Чуть дрогнули замершие веки. Искра собрала все мужество, тронула женщину за руку.

– Послушайте, мы подруги Вики, мы учимся в одном…

Она замолчала: «Учимся?» Нет, «учились»: теперь надо говорить в прошлом времени. Все в прошлом, ибо это прошлое прочно вошло в их настоящее.

– Мы учились вместе с первого класса…

Нет, ее не слышали. Не слышали, хотя она говорила громко и четко, заставляя себя все время глядеть в остановившиеся зрачки.

– Ну что? – нетерпеливо спросила Лена.

– Звони в «Скорую».

Пока Лена дозвонилась, пока приехала «Скорая помощь», они пытались своими средствами привести женщину в чувство. Брызгали на нее водой, подносили нашатырный спирт, терли виски.
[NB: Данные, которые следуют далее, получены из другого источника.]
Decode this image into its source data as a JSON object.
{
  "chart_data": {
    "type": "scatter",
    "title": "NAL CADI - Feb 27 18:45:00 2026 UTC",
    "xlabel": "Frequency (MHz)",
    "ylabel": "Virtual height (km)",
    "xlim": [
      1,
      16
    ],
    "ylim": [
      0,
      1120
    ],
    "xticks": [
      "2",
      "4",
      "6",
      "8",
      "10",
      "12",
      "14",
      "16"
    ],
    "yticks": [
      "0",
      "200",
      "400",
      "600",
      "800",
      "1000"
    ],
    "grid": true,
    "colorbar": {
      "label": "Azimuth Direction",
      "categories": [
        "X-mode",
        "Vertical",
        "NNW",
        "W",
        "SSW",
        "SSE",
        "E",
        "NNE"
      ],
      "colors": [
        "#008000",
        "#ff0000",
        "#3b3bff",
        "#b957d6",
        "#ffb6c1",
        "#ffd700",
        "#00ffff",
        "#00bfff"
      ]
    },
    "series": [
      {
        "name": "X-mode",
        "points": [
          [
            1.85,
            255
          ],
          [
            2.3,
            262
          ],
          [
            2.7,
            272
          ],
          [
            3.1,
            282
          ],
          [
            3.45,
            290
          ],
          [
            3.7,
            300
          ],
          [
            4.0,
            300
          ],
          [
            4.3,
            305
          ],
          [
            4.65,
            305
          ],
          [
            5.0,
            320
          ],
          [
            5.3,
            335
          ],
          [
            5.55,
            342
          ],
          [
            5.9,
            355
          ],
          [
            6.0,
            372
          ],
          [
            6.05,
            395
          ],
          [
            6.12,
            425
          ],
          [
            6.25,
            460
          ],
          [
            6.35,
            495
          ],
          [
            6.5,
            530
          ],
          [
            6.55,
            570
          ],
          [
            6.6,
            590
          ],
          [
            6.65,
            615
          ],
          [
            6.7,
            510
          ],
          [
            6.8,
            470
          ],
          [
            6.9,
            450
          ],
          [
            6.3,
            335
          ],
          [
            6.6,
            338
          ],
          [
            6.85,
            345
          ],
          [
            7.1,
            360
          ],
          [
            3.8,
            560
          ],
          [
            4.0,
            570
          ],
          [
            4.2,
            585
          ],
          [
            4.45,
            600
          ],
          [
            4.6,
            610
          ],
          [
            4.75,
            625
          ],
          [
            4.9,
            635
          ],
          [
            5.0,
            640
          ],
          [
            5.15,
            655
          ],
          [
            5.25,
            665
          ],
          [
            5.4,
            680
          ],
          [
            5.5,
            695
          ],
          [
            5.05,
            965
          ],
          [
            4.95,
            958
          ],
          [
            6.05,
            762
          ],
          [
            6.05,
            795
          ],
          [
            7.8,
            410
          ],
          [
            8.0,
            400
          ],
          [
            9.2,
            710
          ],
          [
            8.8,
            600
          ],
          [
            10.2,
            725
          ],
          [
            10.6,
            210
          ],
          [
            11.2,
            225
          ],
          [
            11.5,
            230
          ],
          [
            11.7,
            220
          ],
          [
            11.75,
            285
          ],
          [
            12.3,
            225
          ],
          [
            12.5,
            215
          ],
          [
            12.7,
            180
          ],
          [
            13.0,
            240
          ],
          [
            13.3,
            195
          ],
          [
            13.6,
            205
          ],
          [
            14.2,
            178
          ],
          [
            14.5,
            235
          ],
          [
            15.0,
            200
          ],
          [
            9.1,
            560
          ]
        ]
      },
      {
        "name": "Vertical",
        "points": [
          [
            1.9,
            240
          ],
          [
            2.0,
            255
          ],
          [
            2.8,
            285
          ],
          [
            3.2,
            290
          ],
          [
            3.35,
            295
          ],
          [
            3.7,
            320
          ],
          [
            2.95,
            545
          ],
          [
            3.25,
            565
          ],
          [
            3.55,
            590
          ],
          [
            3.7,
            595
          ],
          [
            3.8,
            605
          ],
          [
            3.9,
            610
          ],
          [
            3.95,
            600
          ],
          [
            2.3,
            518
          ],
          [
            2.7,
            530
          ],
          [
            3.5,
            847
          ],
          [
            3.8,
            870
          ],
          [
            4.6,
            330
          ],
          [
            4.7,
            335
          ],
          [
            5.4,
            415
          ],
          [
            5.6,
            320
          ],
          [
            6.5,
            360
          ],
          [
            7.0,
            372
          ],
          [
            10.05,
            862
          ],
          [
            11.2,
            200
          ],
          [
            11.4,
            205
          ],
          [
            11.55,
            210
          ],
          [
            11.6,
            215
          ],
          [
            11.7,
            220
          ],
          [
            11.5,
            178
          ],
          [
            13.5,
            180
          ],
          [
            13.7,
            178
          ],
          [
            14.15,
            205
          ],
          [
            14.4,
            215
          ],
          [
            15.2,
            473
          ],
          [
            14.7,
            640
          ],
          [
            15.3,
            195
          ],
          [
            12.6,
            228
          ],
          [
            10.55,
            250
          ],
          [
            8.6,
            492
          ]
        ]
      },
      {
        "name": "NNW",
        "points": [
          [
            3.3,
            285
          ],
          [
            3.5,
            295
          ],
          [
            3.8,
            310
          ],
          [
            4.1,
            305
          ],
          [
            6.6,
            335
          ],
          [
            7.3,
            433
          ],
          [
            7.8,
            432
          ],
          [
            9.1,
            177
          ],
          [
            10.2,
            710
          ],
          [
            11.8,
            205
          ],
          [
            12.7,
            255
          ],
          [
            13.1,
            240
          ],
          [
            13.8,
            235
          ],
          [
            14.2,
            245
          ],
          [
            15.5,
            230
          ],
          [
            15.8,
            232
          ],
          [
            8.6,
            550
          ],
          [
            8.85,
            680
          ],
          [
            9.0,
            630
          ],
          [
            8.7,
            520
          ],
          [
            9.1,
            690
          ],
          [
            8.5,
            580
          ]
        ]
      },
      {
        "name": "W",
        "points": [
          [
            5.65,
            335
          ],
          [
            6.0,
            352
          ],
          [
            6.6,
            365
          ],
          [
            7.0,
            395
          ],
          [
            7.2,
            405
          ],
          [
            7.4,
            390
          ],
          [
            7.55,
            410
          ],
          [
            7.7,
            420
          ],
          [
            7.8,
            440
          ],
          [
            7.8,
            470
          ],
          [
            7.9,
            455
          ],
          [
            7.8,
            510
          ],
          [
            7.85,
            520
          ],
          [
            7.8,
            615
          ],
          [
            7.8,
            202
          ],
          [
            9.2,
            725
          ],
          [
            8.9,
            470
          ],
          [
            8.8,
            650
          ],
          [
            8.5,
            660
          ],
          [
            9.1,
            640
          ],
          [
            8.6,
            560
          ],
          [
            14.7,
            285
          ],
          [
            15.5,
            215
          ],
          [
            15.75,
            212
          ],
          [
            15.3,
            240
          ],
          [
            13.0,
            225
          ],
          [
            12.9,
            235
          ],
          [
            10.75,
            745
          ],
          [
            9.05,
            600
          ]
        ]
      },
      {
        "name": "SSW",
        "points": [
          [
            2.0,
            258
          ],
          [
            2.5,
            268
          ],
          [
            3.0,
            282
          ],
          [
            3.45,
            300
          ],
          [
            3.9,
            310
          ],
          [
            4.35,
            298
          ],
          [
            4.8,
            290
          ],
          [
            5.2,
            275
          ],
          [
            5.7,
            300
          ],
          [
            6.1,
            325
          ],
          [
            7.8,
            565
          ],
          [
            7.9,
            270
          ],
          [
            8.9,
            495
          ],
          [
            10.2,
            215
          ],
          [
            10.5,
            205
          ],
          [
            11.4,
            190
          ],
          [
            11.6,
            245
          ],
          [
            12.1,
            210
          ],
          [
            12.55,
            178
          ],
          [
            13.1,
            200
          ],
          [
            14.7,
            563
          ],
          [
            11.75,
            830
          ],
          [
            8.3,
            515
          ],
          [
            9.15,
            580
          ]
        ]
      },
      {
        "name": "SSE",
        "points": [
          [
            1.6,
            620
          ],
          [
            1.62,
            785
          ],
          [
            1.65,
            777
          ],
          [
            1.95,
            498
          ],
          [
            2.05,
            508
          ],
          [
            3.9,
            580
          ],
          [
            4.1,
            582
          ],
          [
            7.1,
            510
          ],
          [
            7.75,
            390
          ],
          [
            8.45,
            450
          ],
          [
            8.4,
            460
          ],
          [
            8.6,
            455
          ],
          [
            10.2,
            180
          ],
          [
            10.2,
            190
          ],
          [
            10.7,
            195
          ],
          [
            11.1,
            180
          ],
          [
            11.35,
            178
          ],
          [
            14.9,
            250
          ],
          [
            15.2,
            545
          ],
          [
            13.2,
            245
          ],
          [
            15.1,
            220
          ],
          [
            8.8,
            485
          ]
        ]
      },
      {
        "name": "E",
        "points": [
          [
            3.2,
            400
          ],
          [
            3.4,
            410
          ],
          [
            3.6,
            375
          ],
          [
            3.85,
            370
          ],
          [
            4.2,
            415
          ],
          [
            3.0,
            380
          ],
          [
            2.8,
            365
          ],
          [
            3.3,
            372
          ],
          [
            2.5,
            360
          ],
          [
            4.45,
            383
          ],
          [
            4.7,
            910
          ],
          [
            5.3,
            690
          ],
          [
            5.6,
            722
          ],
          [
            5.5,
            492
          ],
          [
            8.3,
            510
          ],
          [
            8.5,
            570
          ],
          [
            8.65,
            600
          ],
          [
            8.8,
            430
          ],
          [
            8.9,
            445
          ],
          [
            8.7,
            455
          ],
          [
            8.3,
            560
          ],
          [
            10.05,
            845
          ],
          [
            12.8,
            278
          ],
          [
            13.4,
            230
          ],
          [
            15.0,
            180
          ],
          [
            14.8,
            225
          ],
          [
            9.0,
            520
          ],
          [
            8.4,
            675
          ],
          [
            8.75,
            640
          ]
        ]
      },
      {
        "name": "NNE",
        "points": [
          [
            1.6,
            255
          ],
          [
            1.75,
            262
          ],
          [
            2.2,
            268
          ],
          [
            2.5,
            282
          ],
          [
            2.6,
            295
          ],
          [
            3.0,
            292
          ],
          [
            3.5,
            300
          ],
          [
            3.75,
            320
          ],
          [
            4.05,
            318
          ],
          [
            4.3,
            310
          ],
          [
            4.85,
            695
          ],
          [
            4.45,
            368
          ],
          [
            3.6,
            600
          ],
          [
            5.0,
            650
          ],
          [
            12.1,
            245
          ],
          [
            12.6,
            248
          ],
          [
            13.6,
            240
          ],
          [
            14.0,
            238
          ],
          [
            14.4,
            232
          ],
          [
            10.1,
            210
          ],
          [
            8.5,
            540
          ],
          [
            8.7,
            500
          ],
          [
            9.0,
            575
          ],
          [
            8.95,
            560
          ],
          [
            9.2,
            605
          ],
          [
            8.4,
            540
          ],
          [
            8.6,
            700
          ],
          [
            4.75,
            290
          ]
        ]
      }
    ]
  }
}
Все было тщетно: женщина по-прежнему не шевелилась, ничего не слышала и лежала, вытянувшись, как доска. Впрочем, врачи «Скорой» тоже ничего не добились. Сделали укол, взвалили на носилки и унесли, так и не сумев вынуть из рук портрет Вики. Хлопнули дверцы машины, взревел и затих вдали мотор, и девочки остались одни в огромной вымершей квартире.

– Как в склепе, – уточнила Зина.

– Что же нам делать? – вздохнула Лена. – Может, в милицию?

– В милицию? – переспросила Искра. – Конечно, можно и в милицию: пусть Вику хоронят, как бродяжку. Пусть хоронят, а мы пойдем в школу. Будем учиться, шить себе новые платья и читать стихи о благородстве.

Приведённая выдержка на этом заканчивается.